In my previous post (the last of my first decade of writing), I referred to the Goddess painting a new painting in our world, and here I am in the first post in a new decade, writing about painting again. Just at the moment when I have been finding homes for old art supplies, weeding out my old paintings and those of my grandmother, I think I have finally accepted that (in this lifetime) I was not meant to be a famous painter. It hung over my head for years that "if only I had a big studio", I could do the work I want to do, but, no, of course, it works the other way around. You have to be compelled from within to paint, paint, paint, and then you must find the right studio. From early in my time at Parsons in the 1980's, I knew two things. I was only studying art because there was no chance (at that time) that women would ever get to sing English church music at the highest levels, and I had to express beauty somehow. And two, that I didn't have the same passion for art as I did for English church music. I dutifully fulfilled my homework assignments with ease and skill. Art flowed out of me -- I had a teacher who was convinced that I had been one of the great masters in an earlier lifetime (Add that to my list!) And yet...it was almost too easy. I didn't long to paint, I didn't need to paint. It wasn't fulfilling, or compelling as a goal for this lifetime. Thus no studio, thus at 69 the giving away of old easels and canvases. My artistic outlet at the moment is tiny hand-drawn postcards, and that is enough.

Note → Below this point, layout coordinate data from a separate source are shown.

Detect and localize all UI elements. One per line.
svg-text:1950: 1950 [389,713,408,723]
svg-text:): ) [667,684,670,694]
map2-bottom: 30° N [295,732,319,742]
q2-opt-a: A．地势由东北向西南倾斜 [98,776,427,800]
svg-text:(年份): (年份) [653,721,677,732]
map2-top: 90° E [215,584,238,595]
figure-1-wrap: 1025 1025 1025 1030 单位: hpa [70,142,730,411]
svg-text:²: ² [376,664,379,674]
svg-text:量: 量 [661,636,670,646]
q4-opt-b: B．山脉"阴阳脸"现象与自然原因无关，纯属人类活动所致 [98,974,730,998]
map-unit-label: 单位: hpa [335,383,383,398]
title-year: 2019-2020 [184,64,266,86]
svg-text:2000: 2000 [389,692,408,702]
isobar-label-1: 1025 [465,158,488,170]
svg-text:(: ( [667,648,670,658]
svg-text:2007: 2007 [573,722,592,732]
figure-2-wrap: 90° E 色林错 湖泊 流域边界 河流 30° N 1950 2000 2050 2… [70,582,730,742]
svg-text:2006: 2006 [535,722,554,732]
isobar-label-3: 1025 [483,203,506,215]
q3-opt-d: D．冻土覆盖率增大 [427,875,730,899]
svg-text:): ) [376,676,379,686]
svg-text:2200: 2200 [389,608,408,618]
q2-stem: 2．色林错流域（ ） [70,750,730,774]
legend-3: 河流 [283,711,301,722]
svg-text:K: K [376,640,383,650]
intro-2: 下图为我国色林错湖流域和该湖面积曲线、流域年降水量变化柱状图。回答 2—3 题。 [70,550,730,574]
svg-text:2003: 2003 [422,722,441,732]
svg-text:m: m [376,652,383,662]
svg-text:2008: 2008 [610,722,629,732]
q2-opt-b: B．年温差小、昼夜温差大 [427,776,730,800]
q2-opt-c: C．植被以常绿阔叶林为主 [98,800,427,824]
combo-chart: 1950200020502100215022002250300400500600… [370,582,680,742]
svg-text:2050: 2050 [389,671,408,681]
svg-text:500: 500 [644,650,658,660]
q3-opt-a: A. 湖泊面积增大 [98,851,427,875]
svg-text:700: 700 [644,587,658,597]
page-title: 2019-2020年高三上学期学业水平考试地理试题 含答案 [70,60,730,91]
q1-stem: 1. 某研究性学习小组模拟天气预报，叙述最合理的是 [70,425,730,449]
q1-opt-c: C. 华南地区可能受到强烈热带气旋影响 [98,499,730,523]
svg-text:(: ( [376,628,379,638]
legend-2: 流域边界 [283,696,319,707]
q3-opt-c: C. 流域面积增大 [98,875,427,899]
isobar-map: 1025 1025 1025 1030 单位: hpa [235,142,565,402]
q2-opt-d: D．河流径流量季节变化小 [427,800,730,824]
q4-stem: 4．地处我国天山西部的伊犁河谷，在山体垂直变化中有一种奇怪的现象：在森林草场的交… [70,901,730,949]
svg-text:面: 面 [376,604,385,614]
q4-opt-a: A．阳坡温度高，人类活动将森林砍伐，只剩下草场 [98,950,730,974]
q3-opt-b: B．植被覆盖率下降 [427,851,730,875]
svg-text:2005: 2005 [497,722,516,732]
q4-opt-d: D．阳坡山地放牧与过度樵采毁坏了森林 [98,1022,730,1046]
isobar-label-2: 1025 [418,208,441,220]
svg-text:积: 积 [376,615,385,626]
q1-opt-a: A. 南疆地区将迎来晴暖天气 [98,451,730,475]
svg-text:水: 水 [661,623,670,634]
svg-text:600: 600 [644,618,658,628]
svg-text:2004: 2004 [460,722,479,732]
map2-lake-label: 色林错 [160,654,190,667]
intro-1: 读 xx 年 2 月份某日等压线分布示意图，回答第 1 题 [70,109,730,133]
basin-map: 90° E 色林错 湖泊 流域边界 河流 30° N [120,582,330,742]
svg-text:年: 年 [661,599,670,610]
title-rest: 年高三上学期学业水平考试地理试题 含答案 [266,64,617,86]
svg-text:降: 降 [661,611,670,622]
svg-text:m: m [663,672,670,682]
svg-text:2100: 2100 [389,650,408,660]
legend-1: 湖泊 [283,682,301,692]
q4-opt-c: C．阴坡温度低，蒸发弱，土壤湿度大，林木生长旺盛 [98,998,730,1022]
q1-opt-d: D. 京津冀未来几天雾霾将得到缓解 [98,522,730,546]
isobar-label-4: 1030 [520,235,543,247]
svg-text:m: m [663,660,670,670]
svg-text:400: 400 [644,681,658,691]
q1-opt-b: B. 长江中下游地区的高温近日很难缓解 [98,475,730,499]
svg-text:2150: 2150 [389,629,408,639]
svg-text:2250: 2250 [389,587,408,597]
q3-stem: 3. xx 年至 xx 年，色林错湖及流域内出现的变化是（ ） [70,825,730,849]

So, in the midst of this frothy eddy of old expectations and belongings and current realities, what do I discover on TV? A series that is hardly new -- UK "Portrait Artist of the Year". Somehow, though, I never saw it, either over there or over here. And last night and early this morning, I binge-watched big time, riveted. Just riveted. I had to really become clear with myself -- do I miss painting? No, absolutely not. And I recognize that I never really gained much skill in portraiture -- the likenesses these artists achieved were sometimes staggering. But I knew that world inside and out. I loved thinking, what approach would I take? What composition would work best? What color palette would I use? How did they do that? I was pretty good at picking each episode's three finalists, but in the end I was surprised by the season winner, and yet pleasantly so.

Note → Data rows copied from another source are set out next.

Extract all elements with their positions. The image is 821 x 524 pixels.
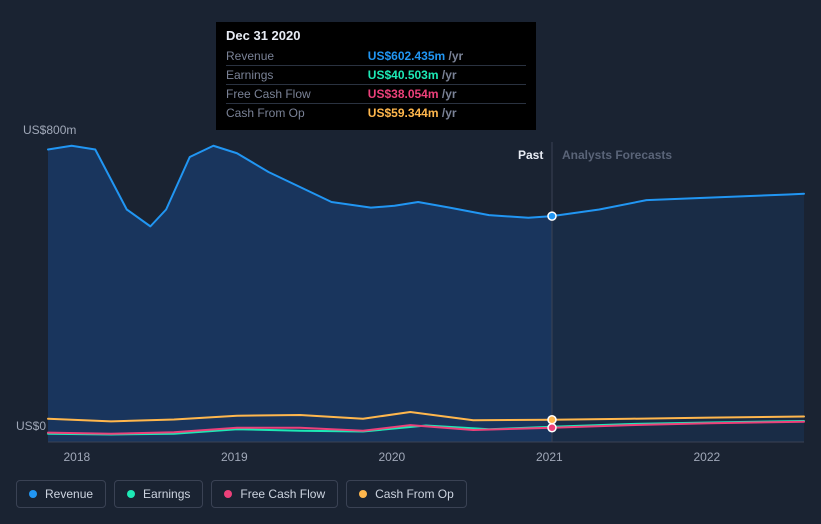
tooltip-row-unit: /yr — [442, 68, 457, 82]
forecast-region-label: Analysts Forecasts — [562, 148, 672, 162]
legend-dot-icon — [127, 490, 135, 498]
x-axis-tick: 2019 — [221, 450, 248, 464]
tooltip-row-value: US$59.344m /yr — [368, 104, 526, 123]
chart-tooltip: Dec 31 2020 RevenueUS$602.435m /yrEarnin… — [216, 22, 536, 130]
tooltip-row: RevenueUS$602.435m /yr — [226, 47, 526, 66]
y-axis-zero-label: US$0 — [16, 419, 46, 433]
tooltip-table: RevenueUS$602.435m /yrEarningsUS$40.503m… — [226, 47, 526, 122]
legend-item-revenue[interactable]: Revenue — [16, 480, 106, 508]
past-region-label: Past — [518, 148, 543, 162]
tooltip-row-value: US$38.054m /yr — [368, 85, 526, 104]
x-axis-tick: 2020 — [379, 450, 406, 464]
tooltip-row-label: Free Cash Flow — [226, 85, 368, 104]
chart-container: US$800m US$0 Past Analysts Forecasts Dec… — [0, 0, 821, 524]
legend-item-earnings[interactable]: Earnings — [114, 480, 203, 508]
x-axis-tick: 2021 — [536, 450, 563, 464]
legend-dot-icon — [224, 490, 232, 498]
tooltip-row-label: Earnings — [226, 66, 368, 85]
legend-dot-icon — [29, 490, 37, 498]
legend-item-fcf[interactable]: Free Cash Flow — [211, 480, 338, 508]
legend: Revenue Earnings Free Cash Flow Cash From O… — [16, 480, 467, 508]
tooltip-row-unit: /yr — [442, 106, 457, 120]
y-axis-top-label: US$800m — [23, 123, 76, 137]
tooltip-row-value: US$40.503m /yr — [368, 66, 526, 85]
tooltip-row: EarningsUS$40.503m /yr — [226, 66, 526, 85]
tooltip-row: Cash From OpUS$59.344m /yr — [226, 104, 526, 123]
tooltip-row-unit: /yr — [449, 49, 464, 63]
tooltip-row-value: US$602.435m /yr — [368, 47, 526, 66]
legend-item-label: Earnings — [143, 487, 190, 501]
legend-item-label: Free Cash Flow — [240, 487, 325, 501]
legend-item-label: Cash From Op — [375, 487, 454, 501]
x-axis-tick: 2018 — [64, 450, 91, 464]
tooltip-row: Free Cash FlowUS$38.054m /yr — [226, 85, 526, 104]
legend-item-label: Revenue — [45, 487, 93, 501]
tooltip-row-label: Cash From Op — [226, 104, 368, 123]
tooltip-date: Dec 31 2020 — [226, 28, 526, 47]
tooltip-row-label: Revenue — [226, 47, 368, 66]
tooltip-row-unit: /yr — [442, 87, 457, 101]
legend-dot-icon — [359, 490, 367, 498]
x-axis-tick: 2022 — [694, 450, 721, 464]
legend-item-cfo[interactable]: Cash From Op — [346, 480, 467, 508]
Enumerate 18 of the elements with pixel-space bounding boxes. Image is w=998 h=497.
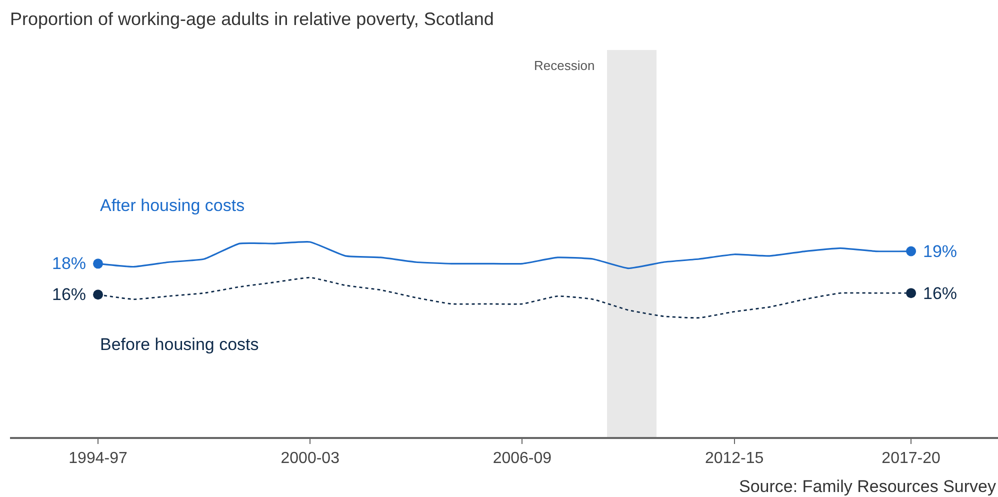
point bbox=[906, 246, 916, 256]
data-label: 16% bbox=[52, 285, 86, 304]
source-note: Source: Family Resources Survey bbox=[739, 477, 996, 496]
x-tick-label: 2017-20 bbox=[882, 450, 940, 468]
text: Before housing costs bbox=[100, 335, 259, 354]
point bbox=[93, 258, 104, 269]
data-label: 16% bbox=[923, 284, 958, 303]
x-tick-label: 2006-09 bbox=[492, 450, 552, 468]
x-tick-label: 2000-03 bbox=[280, 450, 340, 468]
series-label: After housing costs bbox=[100, 196, 245, 215]
x-tick-label: 1994-97 bbox=[68, 450, 128, 468]
data-label: 18% bbox=[52, 254, 86, 273]
data-label: 19% bbox=[923, 242, 958, 261]
chart-title: Proportion of working-age adults in relative poverty, Scotland bbox=[10, 9, 494, 30]
x-tick-label: 2012-15 bbox=[704, 450, 764, 468]
point bbox=[93, 290, 104, 300]
point bbox=[906, 288, 916, 298]
text: Recession bbox=[534, 58, 595, 73]
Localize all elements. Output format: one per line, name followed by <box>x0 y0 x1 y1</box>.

And last but not least, in true topsy-turvy Liz style, I knew what was drawing me in. I want to have a brilliant portrait done OF ME. I want to have three or six or eight artists arrayed in front of me, painting different facets of me, seeing me, perhaps revealing me to the world. I don't want to paint, I want to be painted. I want to be seen in that way! That certainly is a new painting, isn't it? I mean, I've reached this turning point before, but not quite so emphatically. And I don't know what it means spiritually or metaphorically, but maybe I will by tomorrow.